The United Church of Christ, a predominately European American denomination, has issued a response to the brouhaha surrounding Trinity, Chicago, and its retired Pastor, Jeremiah Wright:
Chicago’s Trinity UCC is ‘great gift to wider church family’
Written by J. Bennett Guess
March 14, 2008
In the wake of misleading attacks on its mission and ministry, Chicago’s Trinity United Church of Christ is being lauded by United Church of Christ leaders across the nation for the integrity of its worship, the breadth of its community involvement and the depth of its commitment to social justice.
“Trinity United Church of Christ is a great gift to our wider church family and to its own community in Chicago,” says UCC General Minister and President John H. Thomas. “At a time when it is being subjected to caricature and attack in the media, it is critical that all of us express our gratitude and support to this remarkable congregation, to Jeremiah A. Wright for his leadership over 36 years, and to Pastor Otis Moss III, as he assumes leadership at Trinity.”
Thomas says he has been saddened by news reports that “present such a caricature of a congregation that been such a great blessing.”
“These attacks, many of them motivated by their own partisan agenda, cannot go unchallenged,” Thomas emphasizes. “It’s time for all of us to say ‘No’ to these attacks and to declare that we will not allow anyone to undermine or destroy the ministries of any of our congregations in order to serve their own narrow political or ideological ends.”
Located in the heart of Chicago’s impoverished Southside, Trinity UCC’s vast array of ministries include career development and college placement, tutorial and computer services, health care and support groups, domestic violence programs, pastoral care and counseling, bereavement services, drug and alcohol recovery, prison ministry, financial counseling and credit union, housing and economic development, dozens of choral, instrumental and dance groups, and diverse programming for all ages, including youth and senior citizens.
There’s much more.
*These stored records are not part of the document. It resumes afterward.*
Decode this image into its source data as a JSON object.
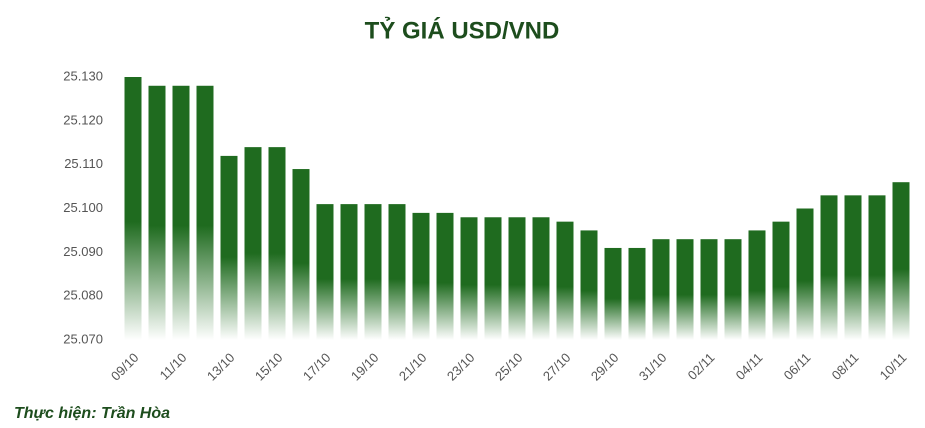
{
  "chart_data": {
    "type": "bar",
    "title": "TỶ GIÁ USD/VND",
    "credit": "Thực hiện: Trần Hòa",
    "categories": [
      "09/10",
      null,
      "11/10",
      null,
      "13/10",
      null,
      "15/10",
      null,
      "17/10",
      null,
      "19/10",
      null,
      "21/10",
      null,
      "23/10",
      null,
      "25/10",
      null,
      "27/10",
      null,
      "29/10",
      null,
      "31/10",
      null,
      "02/11",
      null,
      "04/11",
      null,
      "06/11",
      null,
      "08/11",
      null,
      "10/11"
    ],
    "values": [
      25130,
      25128,
      25128,
      25128,
      25112,
      25114,
      25114,
      25109,
      25101,
      25101,
      25101,
      25101,
      25099,
      25099,
      25098,
      25098,
      25098,
      25098,
      25097,
      25095,
      25091,
      25091,
      25093,
      25093,
      25093,
      25093,
      25095,
      25097,
      25100,
      25103,
      25103,
      25103,
      25106
    ],
    "color": "#1f6b1f",
    "ylim": [
      25070,
      25130
    ],
    "yticks": [
      {
        "value": 25070,
        "label": "25.070"
      },
      {
        "value": 25080,
        "label": "25.080"
      },
      {
        "value": 25090,
        "label": "25.090"
      },
      {
        "value": 25100,
        "label": "25.100"
      },
      {
        "value": 25110,
        "label": "25.110"
      },
      {
        "value": 25120,
        "label": "25.120"
      },
      {
        "value": 25130,
        "label": "25.130"
      }
    ],
    "grid": false
  }
}
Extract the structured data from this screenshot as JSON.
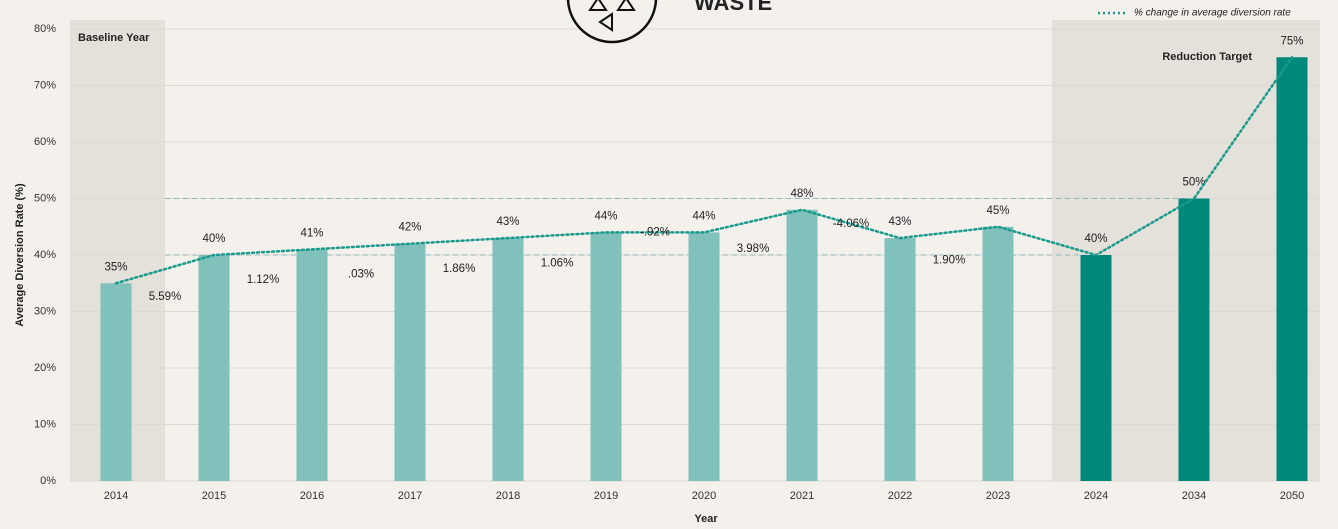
{
  "chart_data": {
    "type": "bar",
    "title": "WASTE",
    "x_label": "Year",
    "y_label": "Average Diversion Rate (%)",
    "categories": [
      "2014",
      "2015",
      "2016",
      "2017",
      "2018",
      "2019",
      "2020",
      "2021",
      "2022",
      "2023",
      "2024",
      "2034",
      "2050"
    ],
    "values": [
      35,
      40,
      41,
      42,
      43,
      44,
      44,
      48,
      43,
      45,
      40,
      50,
      75
    ],
    "value_labels": [
      "35%",
      "40%",
      "41%",
      "42%",
      "43%",
      "44%",
      "44%",
      "48%",
      "43%",
      "45%",
      "40%",
      "50%",
      "75%"
    ],
    "colors": [
      "#80c1bb",
      "#80c1bb",
      "#80c1bb",
      "#80c1bb",
      "#80c1bb",
      "#80c1bb",
      "#80c1bb",
      "#80c1bb",
      "#80c1bb",
      "#80c1bb",
      "#00897b",
      "#00897b",
      "#00897b"
    ],
    "line": {
      "name": "% change in average diversion rate",
      "color": "#1a9a8c"
    },
    "changes": {
      "values": [
        5.59,
        1.12,
        0.03,
        1.86,
        1.06,
        -0.92,
        3.98,
        -4.06,
        1.9
      ],
      "value_labels": [
        "5.59%",
        "1.12%",
        ".03%",
        "1.86%",
        "1.06%",
        "-.92%",
        "3.98%",
        "-4.06%",
        "1.90%"
      ]
    },
    "regions": [
      {
        "label": "Baseline Year",
        "from": "2014",
        "to": "2014"
      },
      {
        "label": "Reduction Target",
        "from": "2024",
        "to": "2050"
      }
    ],
    "reference_lines": [
      {
        "value": 50,
        "to": "2034"
      },
      {
        "value": 40,
        "to": "2024"
      }
    ],
    "ylim": [
      0,
      80
    ],
    "yticks": [
      {
        "value": 0,
        "label": "0%"
      },
      {
        "value": 10,
        "label": "10%"
      },
      {
        "value": 20,
        "label": "20%"
      },
      {
        "value": 30,
        "label": "30%"
      },
      {
        "value": 40,
        "label": "40%"
      },
      {
        "value": 50,
        "label": "50%"
      },
      {
        "value": 60,
        "label": "60%"
      },
      {
        "value": 70,
        "label": "70%"
      },
      {
        "value": 80,
        "label": "80%"
      }
    ],
    "grid": true
  }
}
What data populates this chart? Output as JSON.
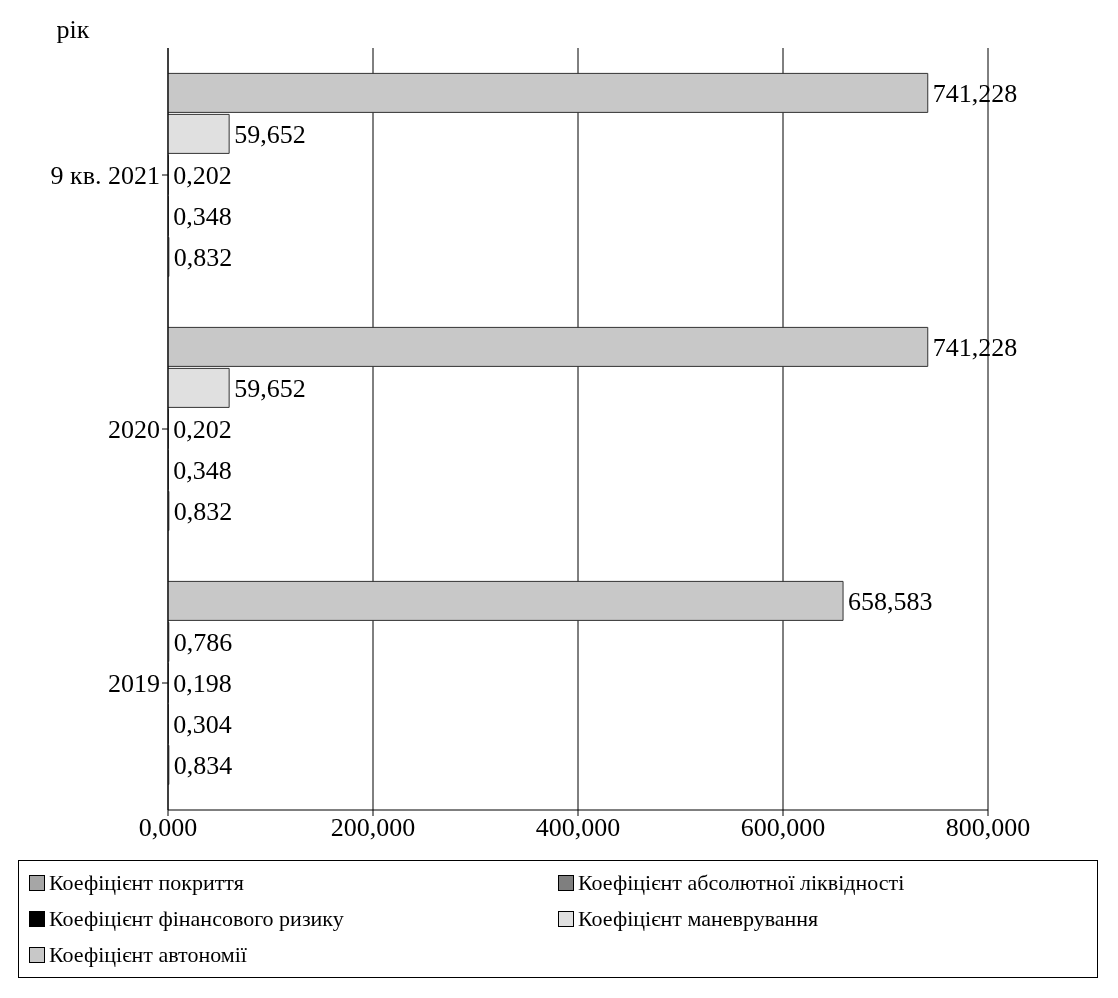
{
  "chart_data": {
    "type": "bar",
    "orientation": "horizontal",
    "ylabel": "рік",
    "categories": [
      "9 кв. 2021",
      "2020",
      "2019"
    ],
    "series": [
      {
        "name": "Коефіцієнт покриття",
        "color": "#a6a6a6",
        "values": [
          0.832,
          0.832,
          0.834
        ],
        "value_labels": [
          "0,832",
          "0,832",
          "0,834"
        ]
      },
      {
        "name": "Коефіцієнт абсолютної ліквідності",
        "color": "#7f7f7f",
        "values": [
          0.348,
          0.348,
          0.304
        ],
        "value_labels": [
          "0,348",
          "0,348",
          "0,304"
        ]
      },
      {
        "name": "Коефіцієнт фінансового ризику",
        "color": "#000000",
        "values": [
          0.202,
          0.202,
          0.198
        ],
        "value_labels": [
          "0,202",
          "0,202",
          "0,198"
        ]
      },
      {
        "name": "Коефіцієнт маневрування",
        "color": "#e0e0e0",
        "values": [
          59.652,
          59.652,
          0.786
        ],
        "value_labels": [
          "59,652",
          "59,652",
          "0,786"
        ]
      },
      {
        "name": "Коефіцієнт автономії",
        "color": "#c8c8c8",
        "values": [
          741.228,
          741.228,
          658.583
        ],
        "value_labels": [
          "741,228",
          "741,228",
          "658,583"
        ]
      }
    ],
    "xlim": [
      0,
      800
    ],
    "xticks": [
      {
        "value": 0,
        "label": "0,000"
      },
      {
        "value": 200,
        "label": "200,000"
      },
      {
        "value": 400,
        "label": "400,000"
      },
      {
        "value": 600,
        "label": "600,000"
      },
      {
        "value": 800,
        "label": "800,000"
      }
    ],
    "grid": "x",
    "legend": "bottom"
  }
}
I recommend it be read in its entirety.
The UCC is brave enough also to include comments after the essay, which present a range of opinions, from praising Trinity and Pastor Wright to condemning him. The comments are interesting to me in that they show how far we have to go in the “national dialogue” on race, which was (coincidentally?) interrupted by Ken Starr’s release of the Monica Lewinsky material.
And we do have far to go. As a white male, it is not my prerogative to say we do not. I can only observe, and conclude the best I can. Looking at the comments, and hearing the cable bobble-heads, I conclude we do. For sure.